DEAR MISS MANNERS: I am a very shy, quiet person at work. My strong work ethic, upbringing and genetic makeup made me that way. However, it always seems like the most loud-mouthed person at various jobs I have had think it is necessary to point this out to me, and it is often done when other people are around.
I am always taken aback by the rudeness of pointing out something personal to me. It makes me feel intimidated and upset. Needless to say, I end up disliking that person and go out of my way to avoid any future contact.
This last time, a co-worker at a restaurant (we were giving her a going-away lunch) said to me, "It's nice you came. You're so quiet."
This time I did find words and said, "I'm just working hard, trying to impress the supervisor."
Was this a good answer, or should I have said something harsher? I'm a nice person, and I do converse with people at work when I feel it is appropriate. It's always the loudest and most talkative people who like to "insult" me.
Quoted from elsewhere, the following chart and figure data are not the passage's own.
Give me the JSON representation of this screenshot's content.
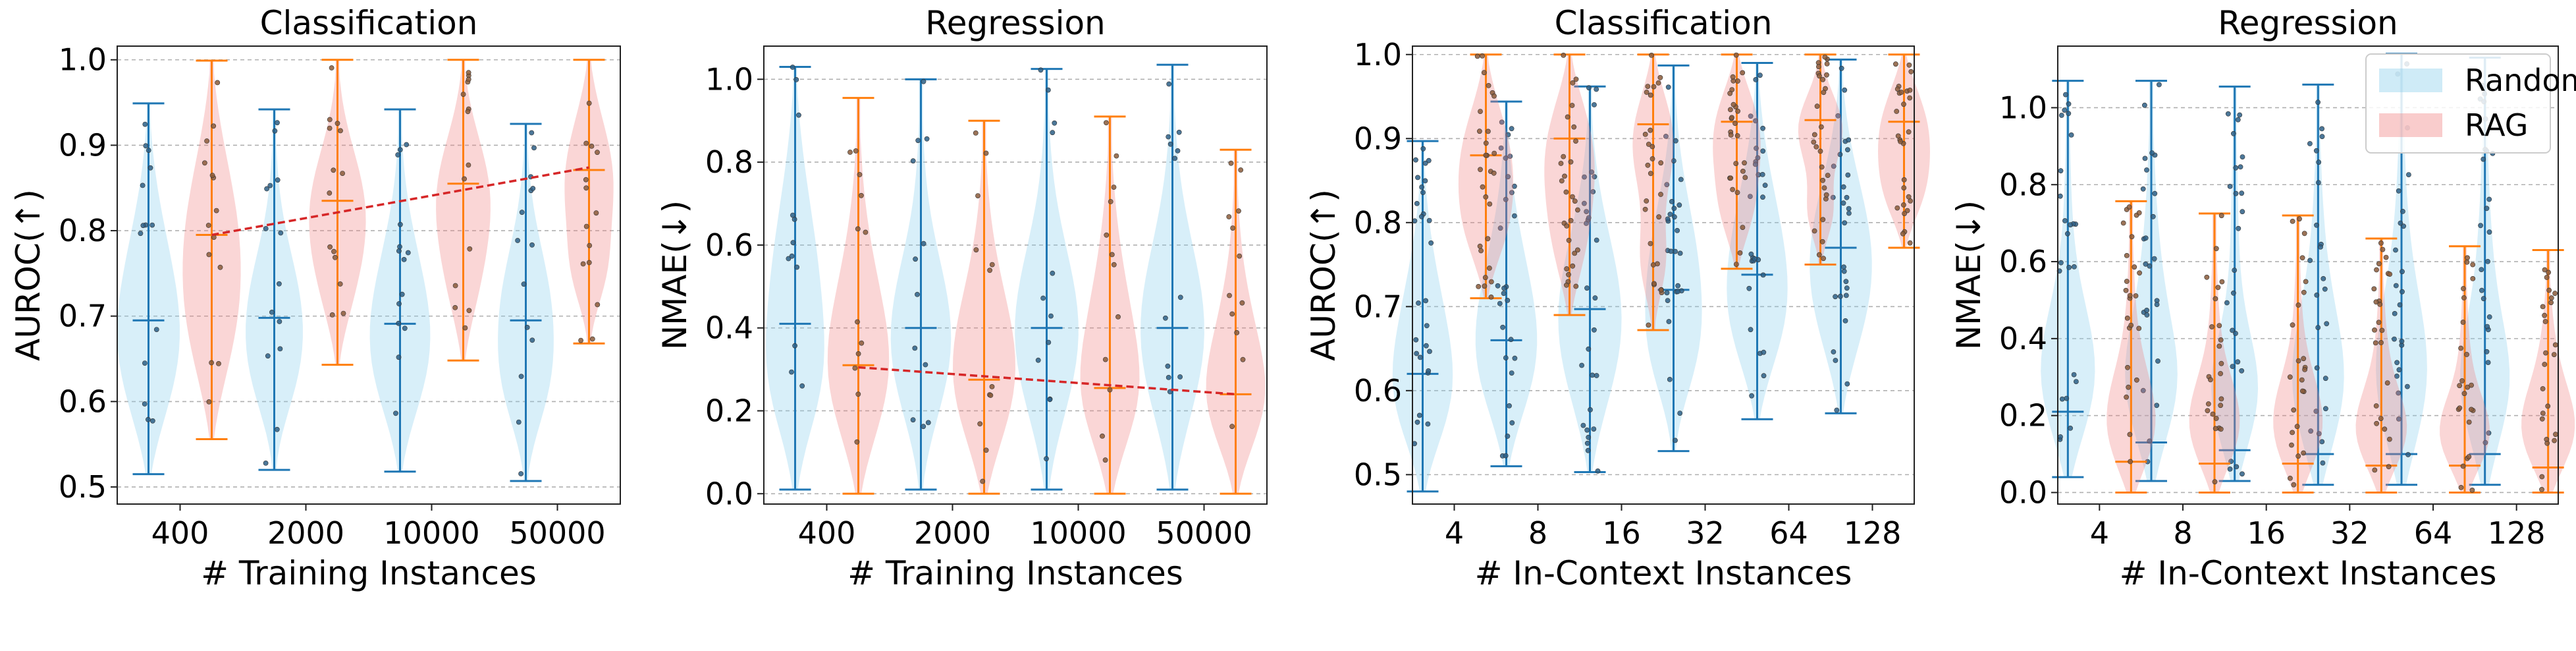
{
  "colors": {
    "random_fill": "#87CEEB",
    "random_line": "#1f77b4",
    "rag_fill": "#F08080",
    "rag_line": "#ff7f0e",
    "trend": "#d62728",
    "grid": "#b0b0b0"
  },
  "legend": {
    "random": "Random",
    "rag": "RAG"
  },
  "chart_data": [
    {
      "type": "violin",
      "title": "Classification",
      "xlabel": "# Training Instances",
      "ylabel": "AUROC(↑)",
      "categories": [
        "400",
        "2000",
        "10000",
        "50000"
      ],
      "ylim": [
        0.48,
        1.016
      ],
      "yticks": [
        0.5,
        0.6,
        0.7,
        0.8,
        0.9,
        1.0
      ],
      "ytick_labels": [
        "0.5",
        "0.6",
        "0.7",
        "0.8",
        "0.9",
        "1.0"
      ],
      "legend": false,
      "series": [
        {
          "name": "Random",
          "key": "random",
          "min": [
            0.515,
            0.52,
            0.518,
            0.507
          ],
          "median": [
            0.695,
            0.698,
            0.691,
            0.695
          ],
          "max": [
            0.949,
            0.942,
            0.942,
            0.925
          ],
          "points": 14
        },
        {
          "name": "RAG",
          "key": "rag",
          "min": [
            0.556,
            0.643,
            0.648,
            0.668
          ],
          "median": [
            0.795,
            0.835,
            0.855,
            0.871
          ],
          "max": [
            0.999,
            1.0,
            1.0,
            1.0
          ],
          "points": 14
        }
      ],
      "trend": {
        "series": "RAG",
        "from": 0,
        "to": 3,
        "values": [
          0.795,
          0.874
        ]
      }
    },
    {
      "type": "violin",
      "title": "Regression",
      "xlabel": "# Training Instances",
      "ylabel": "NMAE(↓)",
      "categories": [
        "400",
        "2000",
        "10000",
        "50000"
      ],
      "ylim": [
        -0.025,
        1.08
      ],
      "yticks": [
        0.0,
        0.2,
        0.4,
        0.6,
        0.8,
        1.0
      ],
      "ytick_labels": [
        "0.0",
        "0.2",
        "0.4",
        "0.6",
        "0.8",
        "1.0"
      ],
      "legend": false,
      "series": [
        {
          "name": "Random",
          "key": "random",
          "min": [
            0.01,
            0.01,
            0.01,
            0.01
          ],
          "median": [
            0.41,
            0.4,
            0.4,
            0.4
          ],
          "max": [
            1.03,
            1.0,
            1.025,
            1.035
          ],
          "points": 12
        },
        {
          "name": "RAG",
          "key": "rag",
          "min": [
            0.0,
            0.0,
            0.0,
            0.0
          ],
          "median": [
            0.31,
            0.275,
            0.255,
            0.24
          ],
          "max": [
            0.955,
            0.9,
            0.91,
            0.83
          ],
          "points": 12
        }
      ],
      "trend": {
        "series": "RAG",
        "from": 0,
        "to": 3,
        "values": [
          0.305,
          0.24
        ]
      }
    },
    {
      "type": "violin",
      "title": "Classification",
      "xlabel": "# In-Context Instances",
      "ylabel": "AUROC(↑)",
      "categories": [
        "4",
        "8",
        "16",
        "32",
        "64",
        "128"
      ],
      "ylim": [
        0.465,
        1.01
      ],
      "yticks": [
        0.5,
        0.6,
        0.7,
        0.8,
        0.9,
        1.0
      ],
      "ytick_labels": [
        "0.5",
        "0.6",
        "0.7",
        "0.8",
        "0.9",
        "1.0"
      ],
      "legend": false,
      "series": [
        {
          "name": "Random",
          "key": "random",
          "min": [
            0.48,
            0.51,
            0.503,
            0.528,
            0.566,
            0.573
          ],
          "median": [
            0.62,
            0.66,
            0.697,
            0.72,
            0.738,
            0.77
          ],
          "max": [
            0.897,
            0.944,
            0.962,
            0.987,
            0.99,
            0.994
          ],
          "points": 28
        },
        {
          "name": "RAG",
          "key": "rag",
          "min": [
            0.71,
            0.69,
            0.672,
            0.745,
            0.75,
            0.77
          ],
          "median": [
            0.88,
            0.9,
            0.917,
            0.92,
            0.922,
            0.92
          ],
          "max": [
            1.0,
            1.0,
            1.0,
            1.0,
            1.0,
            1.0
          ],
          "points": 28
        }
      ]
    },
    {
      "type": "violin",
      "title": "Regression",
      "xlabel": "# In-Context Instances",
      "ylabel": "NMAE(↓)",
      "categories": [
        "4",
        "8",
        "16",
        "32",
        "64",
        "128"
      ],
      "ylim": [
        -0.03,
        1.16
      ],
      "yticks": [
        0.0,
        0.2,
        0.4,
        0.6,
        0.8,
        1.0
      ],
      "ytick_labels": [
        "0.0",
        "0.2",
        "0.4",
        "0.6",
        "0.8",
        "1.0"
      ],
      "legend": true,
      "legend_loc": "upper right",
      "series": [
        {
          "name": "Random",
          "key": "random",
          "min": [
            0.04,
            0.03,
            0.03,
            0.02,
            0.02,
            0.02
          ],
          "median": [
            0.21,
            0.13,
            0.11,
            0.1,
            0.1,
            0.1
          ],
          "max": [
            1.07,
            1.07,
            1.055,
            1.06,
            1.14,
            1.13
          ],
          "points": 24
        },
        {
          "name": "RAG",
          "key": "rag",
          "min": [
            0.0,
            0.0,
            0.0,
            0.0,
            0.0,
            0.0
          ],
          "median": [
            0.08,
            0.075,
            0.075,
            0.07,
            0.07,
            0.065
          ],
          "max": [
            0.757,
            0.725,
            0.72,
            0.66,
            0.64,
            0.63
          ],
          "points": 24
        }
      ]
    }
  ]
}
What if l said to them, "You're so loud!"
GENTLE READER: No, please don't call anyone "loud." Isn't your object to discourage the Rudeness Squad, whose mission is to embarrass people who are behaving well? Then why join them?
Miss Manners knows that you are not alone in assuming that rudeness is the only way to make a point. She finds this odd, however, because it has a low success rate. The effective way to deal with this would be to reply only with a silent smile, clearly pasted on in place of a reply, and then to turn and begin a nice quiet conversation with someone else.
DEAR MISS MANNERS: A young father dies after a yearlong illness, leaving a widow and very young child. Both parents have worked outside the home and have extended family. They are not poor, but not well-to-do. At the memorial service, the widow gives instructions in the program for contributions to a college fund for the child.
I do not wish to disappoint my friend, the widow, and she is apparently (well) aware of who has contributed and who has not; but how does one know how much to contribute? Is it based on degree of friendship and familiarity, my own economic circumstances or speculation about theirs or the child's, or some other indicator? Please help.
GENTLE READER: Where do people get the impression that Miss Manners is in charge of billing for the events of life -- declaring that so much is owed for a birthday, so much for a graduation, a wedding, and, in this case, a death?
She wants no part of it. Kind as it is to help out those in need, or in want, there is no etiquette requirement to pay one's friends. Nor should they be asking, although in sad cases, an intimate of the family might discreetly issue an appeal on their behalf.
Miss Manners does not want to discourage you from helping educate those orphans if you wish. How much you give should then be calculated as sensible people calculate other charitable donations --according to what they can manage, what they believe is needed and how deeply they are touched, and not according to what the recipient hoped to get from you.